3:59 So what I will say here is let's say "if m is greater than 100", we can use the same test as we have on line 36, we can just break out of our loop,
4:08 all right, so let's run this, we should see the same output, we do, right, classic and generator have the same output but if we go into debugger here,
4:16 it's going to be all sorts of different, all right, so we step in, here we are in generator_fibonacci just like we were before
4:23 and here is our "while True", now watch what happens as soon as we get the current, which is 1 and we say "yield", immediately we are back here,
4:30 we printed it and now look where we return into that loop, we just kind of resume the method back here, see there is this back and forth,
4:38 I'll do this a few times, notice now we are going to jump back into this one and that current is 3 and next is 5,
4:45 this is like a state machine that remembers where it left off and can be resumed,
4:49 but even though it's an infinite sequence, we don't generate all of them, it's more like on demand as you pull items out of it it will compute them,
4:57 so only as much as you pull, you have to pay in terms of computation. The other really cool benefit is nowhere are we adding this to a list
5:04 so nowhere are we using, basically nowhere are we storing more than one item at memory at a time so memory is not a problem in this situation.

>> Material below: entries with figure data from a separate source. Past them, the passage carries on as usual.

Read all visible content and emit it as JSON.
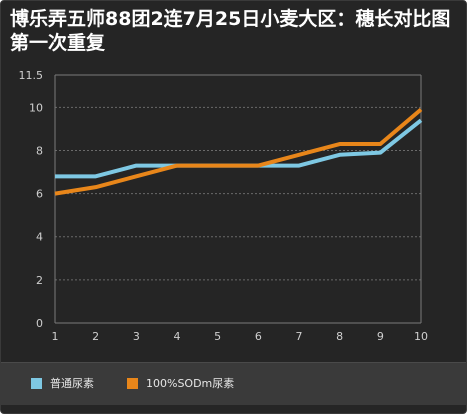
{
  "title": "博乐弄五师88团2连7月25日小麦大区：穗长对比图第一次重复",
  "chart_data": {
    "type": "line",
    "title": "博乐弄五师88团2连7月25日小麦大区：穗长对比图第一次重复",
    "xlabel": "",
    "ylabel": "",
    "categories": [
      "1",
      "2",
      "3",
      "4",
      "5",
      "6",
      "7",
      "8",
      "9",
      "10"
    ],
    "x": [
      1,
      2,
      3,
      4,
      5,
      6,
      7,
      8,
      9,
      10
    ],
    "xlim": [
      1,
      10
    ],
    "ylim": [
      0,
      11.5
    ],
    "yticks": [
      0,
      2,
      4,
      6,
      8,
      10,
      11.5
    ],
    "ytick_labels": [
      "0",
      "2",
      "4",
      "6",
      "8",
      "10",
      "11.5"
    ],
    "grid": true,
    "legend_position": "bottom",
    "series": [
      {
        "name": "普通尿素",
        "color": "#7ec8e3",
        "values": [
          6.8,
          6.8,
          7.3,
          7.3,
          7.3,
          7.3,
          7.3,
          7.8,
          7.9,
          9.4
        ]
      },
      {
        "name": "100%SODm尿素",
        "color": "#e8861a",
        "values": [
          6.0,
          6.3,
          6.8,
          7.3,
          7.3,
          7.3,
          7.8,
          8.3,
          8.3,
          9.9
        ]
      }
    ]
  }
}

5:12 So these generators are really cool and all you have to do is use the yield keyword. If you compared against classic_fibonacci,
5:21 not only is it better performance, more flexible, generates all the numbers and so on, it's actually shorter and once you get your mind around yield,
5:29 it's actually easier to understand. So that's cool, we can also take down here, we can create a something like an even_generator()
5:40 and if I were to pass some kind of set here, some kind of number generator like this, I could say "for n in numbers, if n % 2 == 0"

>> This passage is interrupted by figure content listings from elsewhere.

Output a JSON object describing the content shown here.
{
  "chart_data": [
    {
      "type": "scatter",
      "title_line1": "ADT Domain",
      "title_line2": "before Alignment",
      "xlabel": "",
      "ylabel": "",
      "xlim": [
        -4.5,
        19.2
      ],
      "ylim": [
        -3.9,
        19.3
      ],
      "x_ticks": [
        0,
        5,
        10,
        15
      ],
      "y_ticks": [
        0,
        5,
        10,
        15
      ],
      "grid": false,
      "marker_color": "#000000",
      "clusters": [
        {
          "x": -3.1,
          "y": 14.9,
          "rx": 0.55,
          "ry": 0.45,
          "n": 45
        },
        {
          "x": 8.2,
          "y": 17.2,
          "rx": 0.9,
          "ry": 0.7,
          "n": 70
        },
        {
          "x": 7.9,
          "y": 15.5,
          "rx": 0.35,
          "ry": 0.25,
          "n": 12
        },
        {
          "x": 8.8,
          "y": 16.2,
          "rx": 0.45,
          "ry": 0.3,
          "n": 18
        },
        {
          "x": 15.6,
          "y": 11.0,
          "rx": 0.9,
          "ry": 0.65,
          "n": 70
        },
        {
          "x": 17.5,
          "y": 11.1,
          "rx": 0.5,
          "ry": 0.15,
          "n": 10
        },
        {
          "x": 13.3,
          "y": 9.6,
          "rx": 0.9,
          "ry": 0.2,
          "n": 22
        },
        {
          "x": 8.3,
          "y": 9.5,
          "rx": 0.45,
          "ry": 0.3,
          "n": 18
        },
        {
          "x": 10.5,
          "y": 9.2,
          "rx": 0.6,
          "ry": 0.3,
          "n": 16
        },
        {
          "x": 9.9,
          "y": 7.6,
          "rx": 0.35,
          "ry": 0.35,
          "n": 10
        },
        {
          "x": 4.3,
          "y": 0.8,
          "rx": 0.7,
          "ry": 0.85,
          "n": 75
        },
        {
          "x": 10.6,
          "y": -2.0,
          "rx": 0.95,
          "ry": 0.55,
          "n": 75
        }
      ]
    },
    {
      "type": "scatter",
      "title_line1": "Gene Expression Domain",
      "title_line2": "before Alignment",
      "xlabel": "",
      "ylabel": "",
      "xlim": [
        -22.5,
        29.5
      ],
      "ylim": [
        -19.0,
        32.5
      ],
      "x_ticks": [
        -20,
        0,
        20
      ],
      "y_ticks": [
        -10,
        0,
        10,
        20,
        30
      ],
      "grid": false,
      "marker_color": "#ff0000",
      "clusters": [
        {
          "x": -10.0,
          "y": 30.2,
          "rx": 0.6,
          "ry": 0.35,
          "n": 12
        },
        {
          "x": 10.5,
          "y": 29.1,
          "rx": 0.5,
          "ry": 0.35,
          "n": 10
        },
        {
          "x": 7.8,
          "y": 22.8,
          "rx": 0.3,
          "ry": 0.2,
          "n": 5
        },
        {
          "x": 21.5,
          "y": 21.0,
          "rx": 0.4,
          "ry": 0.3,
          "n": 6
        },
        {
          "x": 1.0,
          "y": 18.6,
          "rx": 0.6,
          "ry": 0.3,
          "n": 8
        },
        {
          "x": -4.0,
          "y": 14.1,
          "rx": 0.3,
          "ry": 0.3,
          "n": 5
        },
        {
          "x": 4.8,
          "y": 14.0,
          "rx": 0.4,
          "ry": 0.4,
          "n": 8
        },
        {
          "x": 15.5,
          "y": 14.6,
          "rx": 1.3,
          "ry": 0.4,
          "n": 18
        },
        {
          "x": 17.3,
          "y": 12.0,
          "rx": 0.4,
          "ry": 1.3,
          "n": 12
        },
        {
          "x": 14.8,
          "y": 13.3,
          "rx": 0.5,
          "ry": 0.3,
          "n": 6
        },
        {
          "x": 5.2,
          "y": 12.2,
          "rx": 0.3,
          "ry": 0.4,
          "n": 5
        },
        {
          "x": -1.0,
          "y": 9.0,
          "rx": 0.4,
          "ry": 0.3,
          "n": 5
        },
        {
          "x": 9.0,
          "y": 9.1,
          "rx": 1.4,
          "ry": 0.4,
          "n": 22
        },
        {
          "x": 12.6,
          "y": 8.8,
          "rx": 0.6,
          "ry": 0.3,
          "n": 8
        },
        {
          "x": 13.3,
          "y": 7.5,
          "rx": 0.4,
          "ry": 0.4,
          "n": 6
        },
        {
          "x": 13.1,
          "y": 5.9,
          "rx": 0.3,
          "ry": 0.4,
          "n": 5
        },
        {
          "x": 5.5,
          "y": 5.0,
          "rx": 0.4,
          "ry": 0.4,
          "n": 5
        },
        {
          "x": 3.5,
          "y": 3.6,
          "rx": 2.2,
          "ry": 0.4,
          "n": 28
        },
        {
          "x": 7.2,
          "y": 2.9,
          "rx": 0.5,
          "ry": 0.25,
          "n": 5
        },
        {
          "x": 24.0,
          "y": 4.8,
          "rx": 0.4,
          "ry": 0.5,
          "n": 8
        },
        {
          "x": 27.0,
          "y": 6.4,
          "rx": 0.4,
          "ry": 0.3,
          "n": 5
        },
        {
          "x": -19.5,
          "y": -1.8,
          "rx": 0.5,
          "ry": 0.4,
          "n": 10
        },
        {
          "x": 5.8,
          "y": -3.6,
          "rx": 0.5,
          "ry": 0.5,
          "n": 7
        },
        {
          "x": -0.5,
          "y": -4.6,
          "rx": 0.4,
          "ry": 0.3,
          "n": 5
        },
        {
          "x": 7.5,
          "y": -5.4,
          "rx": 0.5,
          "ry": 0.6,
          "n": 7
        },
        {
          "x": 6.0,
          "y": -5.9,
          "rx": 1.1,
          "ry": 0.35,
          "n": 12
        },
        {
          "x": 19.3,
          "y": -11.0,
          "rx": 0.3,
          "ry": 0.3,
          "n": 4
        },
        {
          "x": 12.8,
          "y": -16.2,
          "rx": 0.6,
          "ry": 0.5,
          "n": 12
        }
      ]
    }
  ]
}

5:53 our standard even test, we will say "yield n". So given any set of numbers, whether this is a list or a generator, it doesn't matter, it doesn't care,
6:03 it's going to pull the even ones out and then down here, I can define a method called even_fibonacci and we'll say something like this:
6:12 "for n in even_generator()", and then we can give it generator_fibonacci and we can say "yield from this".

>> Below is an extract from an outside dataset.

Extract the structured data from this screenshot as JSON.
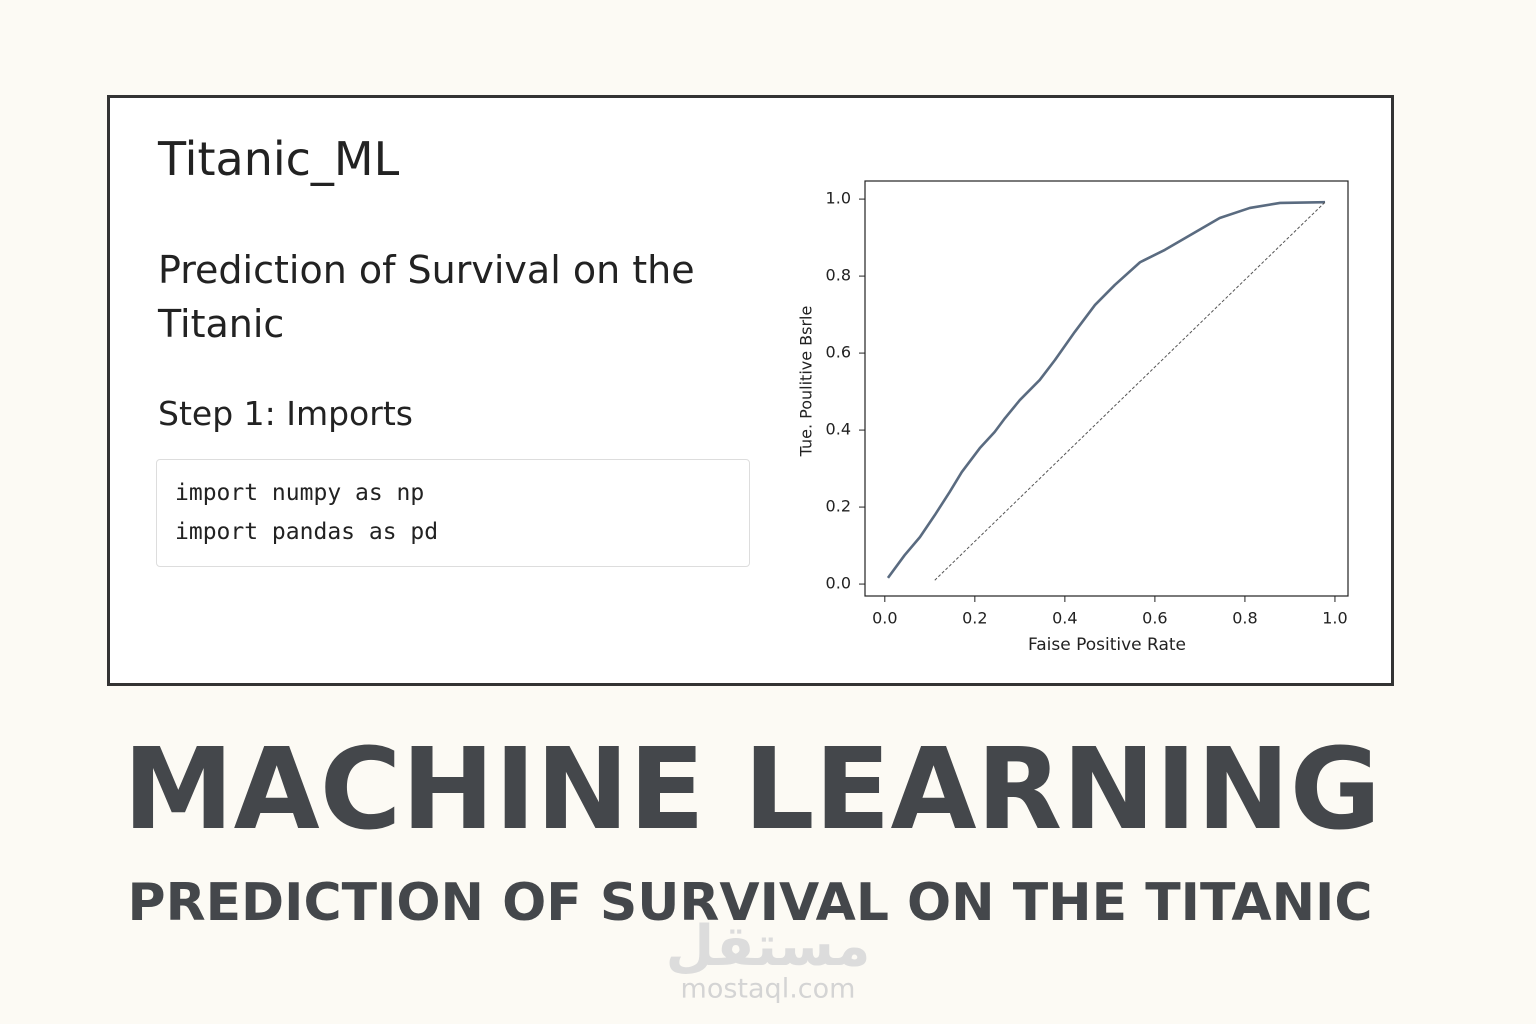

6:23 So this will let us compose these things so we can actually create pipelines from one to the next. So let's run our even Fibonacci through here
6:32 and we should get only the even numbers that are also coming from the Fibonacci set and remember,
6:37 this is an infinite sequence because we are starting out with the innermost bit, an infinite sequence, which itself is a generator
6:46 that will take as many items are there and pass them back. But because we don't actually do the work on this part until we pull on it,
6:54 and we don't do the work on this part until we pull on it, it goes something like this,
6:58 pull here, that means go pull this, which pulls on this, which will pull on this piece,
7:03 one item at a time and then when we decide down here we are done, we'll break out. So look at this, we have the even Fibonacci numbers,
7:12 and there is not many so 2, 8, and 144. Here they are, brilliant. If you want more, we can get more.
7:21 Want up to 10 000, no problem, there they are, 10 000; up to a million, there they are up to a million. Boom, like that.
7:30 All right, so let's look at this in a graphic, remember, we already talked about our algorithm here,
7:36 it's a perfect implementation of Fibonacci but it has the limitations where you have to say how many you want
7:41 before you actually get a chance to look at the numbers, and you can't look at too many or you'll run out of memory
7:46 if for some reason you had infinite memory, you'd run out of time. We can switch to a simpler version using the yield keyword
7:53 create this as a generator and it actually does no work until you start pulling on the generator.
8:00 More of what we saw that you can write multiple generators and compose them in a pipeline style which is really awesome
8:06 especially in things like data science.